China's Q2 Growth Rate Falls to 4.3%, Below Expectations Amid Economic Challenges

By BAE IN SUN Posted : July 15, 2026, 12:24 Updated : July 15, 2026, 12:24

China's economy grew by 4.3% in the second quarter, marking its lowest growth rate in over three and a half years since the COVID-19 pandemic. While exports and manufacturing benefited from a surge in artificial intelligence (AI) investments, domestic consumption and the real estate sector continued to struggle, hindering overall economic growth.


According to the National Bureau of Statistics, China's gross domestic product (GDP) increased by 4.3% compared to the same period last year. This figure falls short of market expectations from Reuters (4.5%), Bloomberg (4.5%), and the Nihon Keizai Shimbun (4.6%). It is also 0.7 percentage points lower than the first quarter's growth of 5.0% and does not meet the government's annual growth target range of 4.5% to 5.0% set at the beginning of the year.


Mao Shengyong, deputy director of the National Bureau of Statistics, stated, "The Chinese economy has operated within a reasonable range in the first half of the year," but emphasized that there are still many external uncertainties and a pronounced imbalance between supply and demand domestically, necessitating a stronger foundation for economic growth.


Indeed, the Chinese economy has seen robust exports and industrial production driven by global AI investment trends. However, the prolonged slump in the real estate market and weak consumer spending have exacerbated the supply-demand imbalance.


This was evident in the economic indicators released for June. Notably, fixed asset investment (including real estate, infrastructure, and manufacturing) fell by 5.7% year-on-year, continuing a three-month decline. The drop was more severe than the market forecast of -4.9%, worsening from earlier months (-1.6% in January-April and -4.1% in January-May).


Specifically, real estate development investment plummeted by 18% in the first half of the year, a larger decline than the 16.2% drop recorded in January-May, indicating that the real estate downturn is still ongoing.


Consumer spending showed a slight rebound from the previous month but remains sluggish. The retail sales growth rate in June was 1%, an improvement from -0.6% in May, which marked the first decline in nearly three and a half years since the pandemic.


In contrast, industrial production, which reflects corporate activity, increased by 5.3% year-on-year in June, surpassing the previous month's growth rate of 4.5%.


As China's economy experiences a more significant slowdown than anticipated, there is a growing likelihood that the leadership will focus on economic policy directions during the upcoming Central Politburo meeting at the end of this month.


However, market expectations suggest that aggressive monetary stimulus measures are unlikely, given the positive economic performance in the first quarter and the anticipated support from exports and advanced manufacturing.

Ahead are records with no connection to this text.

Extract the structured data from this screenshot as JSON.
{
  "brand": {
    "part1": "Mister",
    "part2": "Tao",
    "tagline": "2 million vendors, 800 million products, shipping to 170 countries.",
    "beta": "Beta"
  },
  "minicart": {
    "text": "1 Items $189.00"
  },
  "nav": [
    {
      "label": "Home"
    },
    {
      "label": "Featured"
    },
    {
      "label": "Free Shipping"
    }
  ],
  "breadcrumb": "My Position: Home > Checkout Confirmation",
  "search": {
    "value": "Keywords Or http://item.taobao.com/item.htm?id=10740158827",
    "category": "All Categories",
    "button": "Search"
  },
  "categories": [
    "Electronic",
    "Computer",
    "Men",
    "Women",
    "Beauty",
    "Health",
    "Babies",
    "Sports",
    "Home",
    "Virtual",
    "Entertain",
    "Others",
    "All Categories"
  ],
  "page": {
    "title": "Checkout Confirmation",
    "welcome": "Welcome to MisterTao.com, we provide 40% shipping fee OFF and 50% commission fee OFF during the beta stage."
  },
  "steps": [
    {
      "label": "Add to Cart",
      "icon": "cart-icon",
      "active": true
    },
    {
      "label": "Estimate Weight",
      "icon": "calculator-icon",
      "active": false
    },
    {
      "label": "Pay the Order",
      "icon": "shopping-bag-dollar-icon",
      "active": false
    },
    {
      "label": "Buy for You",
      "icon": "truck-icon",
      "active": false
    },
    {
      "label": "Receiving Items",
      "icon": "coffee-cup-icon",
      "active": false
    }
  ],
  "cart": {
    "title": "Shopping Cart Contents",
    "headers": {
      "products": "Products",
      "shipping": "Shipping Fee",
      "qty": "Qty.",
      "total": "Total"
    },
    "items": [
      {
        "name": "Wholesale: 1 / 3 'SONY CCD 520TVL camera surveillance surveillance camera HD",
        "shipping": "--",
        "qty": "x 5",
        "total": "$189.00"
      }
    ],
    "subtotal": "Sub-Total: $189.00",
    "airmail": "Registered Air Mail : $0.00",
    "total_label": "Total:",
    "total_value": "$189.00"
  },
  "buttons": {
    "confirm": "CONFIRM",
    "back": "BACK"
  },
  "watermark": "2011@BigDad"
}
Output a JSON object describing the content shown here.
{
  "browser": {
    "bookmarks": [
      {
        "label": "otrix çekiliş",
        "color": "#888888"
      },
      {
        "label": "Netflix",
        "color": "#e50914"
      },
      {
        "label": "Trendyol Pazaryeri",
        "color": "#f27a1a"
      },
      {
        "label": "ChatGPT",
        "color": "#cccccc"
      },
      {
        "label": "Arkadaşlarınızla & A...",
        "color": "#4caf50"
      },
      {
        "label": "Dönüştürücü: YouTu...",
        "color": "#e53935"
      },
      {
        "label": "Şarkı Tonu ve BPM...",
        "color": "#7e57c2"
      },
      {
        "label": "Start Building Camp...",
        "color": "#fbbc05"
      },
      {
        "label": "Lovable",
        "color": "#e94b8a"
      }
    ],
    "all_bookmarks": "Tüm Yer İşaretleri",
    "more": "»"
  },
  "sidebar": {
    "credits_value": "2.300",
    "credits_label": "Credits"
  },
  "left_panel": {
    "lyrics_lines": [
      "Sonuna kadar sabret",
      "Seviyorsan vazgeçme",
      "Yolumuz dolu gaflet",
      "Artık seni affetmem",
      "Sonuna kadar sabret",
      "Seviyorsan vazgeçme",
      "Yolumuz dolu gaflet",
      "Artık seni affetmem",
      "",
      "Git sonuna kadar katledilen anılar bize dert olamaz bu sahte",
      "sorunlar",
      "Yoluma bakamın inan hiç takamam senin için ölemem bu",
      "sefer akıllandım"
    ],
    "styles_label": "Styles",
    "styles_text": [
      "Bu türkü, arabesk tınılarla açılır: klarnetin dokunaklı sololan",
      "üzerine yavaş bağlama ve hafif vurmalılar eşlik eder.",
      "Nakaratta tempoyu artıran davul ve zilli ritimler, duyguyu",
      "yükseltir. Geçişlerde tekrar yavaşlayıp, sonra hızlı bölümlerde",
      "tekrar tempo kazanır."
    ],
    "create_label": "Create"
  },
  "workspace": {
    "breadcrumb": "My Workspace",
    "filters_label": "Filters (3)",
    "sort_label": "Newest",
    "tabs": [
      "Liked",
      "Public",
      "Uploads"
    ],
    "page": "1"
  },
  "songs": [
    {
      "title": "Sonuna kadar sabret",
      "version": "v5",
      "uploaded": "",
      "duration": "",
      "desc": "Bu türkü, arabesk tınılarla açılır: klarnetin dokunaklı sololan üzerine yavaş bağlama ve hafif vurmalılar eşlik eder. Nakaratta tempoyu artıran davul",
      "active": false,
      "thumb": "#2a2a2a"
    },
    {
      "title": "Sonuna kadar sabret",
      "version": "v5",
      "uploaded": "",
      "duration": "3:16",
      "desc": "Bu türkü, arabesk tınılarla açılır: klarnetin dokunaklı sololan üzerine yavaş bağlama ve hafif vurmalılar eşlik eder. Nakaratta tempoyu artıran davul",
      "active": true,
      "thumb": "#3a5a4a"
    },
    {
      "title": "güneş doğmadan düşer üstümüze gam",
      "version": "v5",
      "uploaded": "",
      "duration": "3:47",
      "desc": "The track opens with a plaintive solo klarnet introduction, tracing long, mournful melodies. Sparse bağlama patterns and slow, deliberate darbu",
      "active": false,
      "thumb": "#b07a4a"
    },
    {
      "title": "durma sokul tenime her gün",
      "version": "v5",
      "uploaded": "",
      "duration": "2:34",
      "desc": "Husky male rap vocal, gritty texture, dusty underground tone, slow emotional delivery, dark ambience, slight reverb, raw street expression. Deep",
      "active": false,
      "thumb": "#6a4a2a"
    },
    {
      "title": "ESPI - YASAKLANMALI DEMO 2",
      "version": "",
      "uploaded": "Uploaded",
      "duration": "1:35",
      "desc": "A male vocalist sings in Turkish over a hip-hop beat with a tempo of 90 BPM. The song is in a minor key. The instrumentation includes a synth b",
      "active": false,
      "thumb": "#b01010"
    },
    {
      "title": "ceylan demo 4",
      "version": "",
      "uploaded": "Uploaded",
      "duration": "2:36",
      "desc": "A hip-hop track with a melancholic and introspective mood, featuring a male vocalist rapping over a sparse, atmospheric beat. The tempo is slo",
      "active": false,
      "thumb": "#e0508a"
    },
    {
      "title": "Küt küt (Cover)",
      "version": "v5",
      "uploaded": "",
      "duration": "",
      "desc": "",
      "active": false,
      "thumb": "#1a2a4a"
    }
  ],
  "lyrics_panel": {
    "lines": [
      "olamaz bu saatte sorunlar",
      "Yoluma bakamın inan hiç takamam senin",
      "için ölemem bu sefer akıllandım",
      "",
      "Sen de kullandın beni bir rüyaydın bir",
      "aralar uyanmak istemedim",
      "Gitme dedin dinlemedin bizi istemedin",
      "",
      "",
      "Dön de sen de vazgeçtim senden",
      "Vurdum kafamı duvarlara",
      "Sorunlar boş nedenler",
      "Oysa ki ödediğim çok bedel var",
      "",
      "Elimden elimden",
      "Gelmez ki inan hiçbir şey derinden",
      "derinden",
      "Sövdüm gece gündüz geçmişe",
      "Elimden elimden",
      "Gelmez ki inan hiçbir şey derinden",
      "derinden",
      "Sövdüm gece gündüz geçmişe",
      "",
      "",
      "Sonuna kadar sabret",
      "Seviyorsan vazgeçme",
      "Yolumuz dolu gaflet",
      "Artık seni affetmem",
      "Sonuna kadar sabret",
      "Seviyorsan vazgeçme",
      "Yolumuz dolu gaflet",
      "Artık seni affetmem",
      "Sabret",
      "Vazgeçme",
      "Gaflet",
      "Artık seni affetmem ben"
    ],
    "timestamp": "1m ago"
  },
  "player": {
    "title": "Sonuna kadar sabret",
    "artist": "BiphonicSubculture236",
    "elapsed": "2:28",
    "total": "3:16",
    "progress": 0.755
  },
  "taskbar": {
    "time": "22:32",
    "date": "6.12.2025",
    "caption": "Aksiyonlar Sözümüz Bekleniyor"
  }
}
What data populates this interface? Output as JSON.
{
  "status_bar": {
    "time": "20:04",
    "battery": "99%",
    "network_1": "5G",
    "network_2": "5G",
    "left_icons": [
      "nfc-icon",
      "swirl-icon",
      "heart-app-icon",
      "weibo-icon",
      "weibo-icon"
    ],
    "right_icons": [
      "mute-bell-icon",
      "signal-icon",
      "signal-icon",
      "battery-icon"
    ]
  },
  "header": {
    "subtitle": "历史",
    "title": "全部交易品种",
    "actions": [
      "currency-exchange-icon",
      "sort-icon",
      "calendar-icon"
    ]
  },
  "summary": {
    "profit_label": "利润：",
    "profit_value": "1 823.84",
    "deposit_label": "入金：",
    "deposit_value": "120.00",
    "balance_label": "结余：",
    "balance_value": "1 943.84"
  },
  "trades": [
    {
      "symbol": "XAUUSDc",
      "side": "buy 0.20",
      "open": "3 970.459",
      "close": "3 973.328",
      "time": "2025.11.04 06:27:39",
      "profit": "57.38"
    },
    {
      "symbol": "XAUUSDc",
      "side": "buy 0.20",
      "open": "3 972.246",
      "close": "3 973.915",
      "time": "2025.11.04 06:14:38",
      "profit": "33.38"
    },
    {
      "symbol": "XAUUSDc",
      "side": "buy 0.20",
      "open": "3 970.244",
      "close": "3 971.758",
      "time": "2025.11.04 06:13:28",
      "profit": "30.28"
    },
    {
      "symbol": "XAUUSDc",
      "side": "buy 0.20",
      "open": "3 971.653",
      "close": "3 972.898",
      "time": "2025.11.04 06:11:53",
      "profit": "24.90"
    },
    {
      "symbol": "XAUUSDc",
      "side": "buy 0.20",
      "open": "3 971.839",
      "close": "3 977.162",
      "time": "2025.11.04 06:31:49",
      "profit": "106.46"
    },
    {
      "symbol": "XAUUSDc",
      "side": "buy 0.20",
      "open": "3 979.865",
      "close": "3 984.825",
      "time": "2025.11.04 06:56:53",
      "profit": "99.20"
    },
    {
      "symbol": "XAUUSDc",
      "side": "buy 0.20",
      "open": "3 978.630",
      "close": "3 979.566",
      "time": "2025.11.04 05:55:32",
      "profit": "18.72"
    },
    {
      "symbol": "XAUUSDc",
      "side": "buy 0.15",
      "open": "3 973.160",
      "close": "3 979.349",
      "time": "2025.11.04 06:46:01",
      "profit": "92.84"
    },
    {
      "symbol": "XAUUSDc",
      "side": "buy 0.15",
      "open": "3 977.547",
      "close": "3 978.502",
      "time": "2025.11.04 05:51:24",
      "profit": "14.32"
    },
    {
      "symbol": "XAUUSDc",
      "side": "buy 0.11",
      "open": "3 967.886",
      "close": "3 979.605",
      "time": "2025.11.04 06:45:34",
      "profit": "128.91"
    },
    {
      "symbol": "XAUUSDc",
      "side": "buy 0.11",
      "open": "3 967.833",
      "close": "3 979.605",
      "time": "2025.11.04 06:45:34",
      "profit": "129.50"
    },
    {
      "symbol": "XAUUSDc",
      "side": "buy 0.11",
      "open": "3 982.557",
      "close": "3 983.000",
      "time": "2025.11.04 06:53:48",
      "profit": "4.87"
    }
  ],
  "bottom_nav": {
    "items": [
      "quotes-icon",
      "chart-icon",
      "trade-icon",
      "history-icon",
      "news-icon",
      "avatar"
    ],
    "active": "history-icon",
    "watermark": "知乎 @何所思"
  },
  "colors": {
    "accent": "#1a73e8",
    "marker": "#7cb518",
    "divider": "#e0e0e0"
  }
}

A Reuters survey indicated that China's economic growth rate is expected to rise slightly to 4.6% in the third quarter before slowing to 4.5% in the fourth quarter, resulting in an annual growth rate of 4.6%.


Zhou Hao, chief economist at Guotai Junan International Holdings, told Bloomberg, "Considering various indicators, it shows that the Chinese economy is not in a broad recession but is maintaining growth at a slower pace," advising caution regarding expectations for aggressive economic stimulus packages.


Particularly, the People's Bank of China faces constraints in implementing aggressive monetary easing policies due to the need for exchange rate stability, leading to expectations of reliance on fiscal stimulus measures.


Market sentiment is also leaning towards the necessity of fiscal expansion over monetary policy. Reuters predicts that the People's Bank of China may lower the reserve requirement ratio for financial institutions by 20 basis points in the fourth quarter, while keeping the benchmark interest rate unchanged until the end of the year. Bloomberg suggests that the government may utilize fiscal stimulus measures, such as increasing public spending and expanding infrastructure investment, in the second half of the year.


Li Daokui, a professor at Tsinghua University, advised during a macroeconomic seminar at Renmin University on July 11 that the Chinese government should increase the issuance of new government bonds to actively invest in areas affecting people's livelihoods, such as local government debt resolution, purchasing unsold housing, providing affordable housing, and expanding welfare for farmers to stimulate the economy.





* This article has been translated by AI.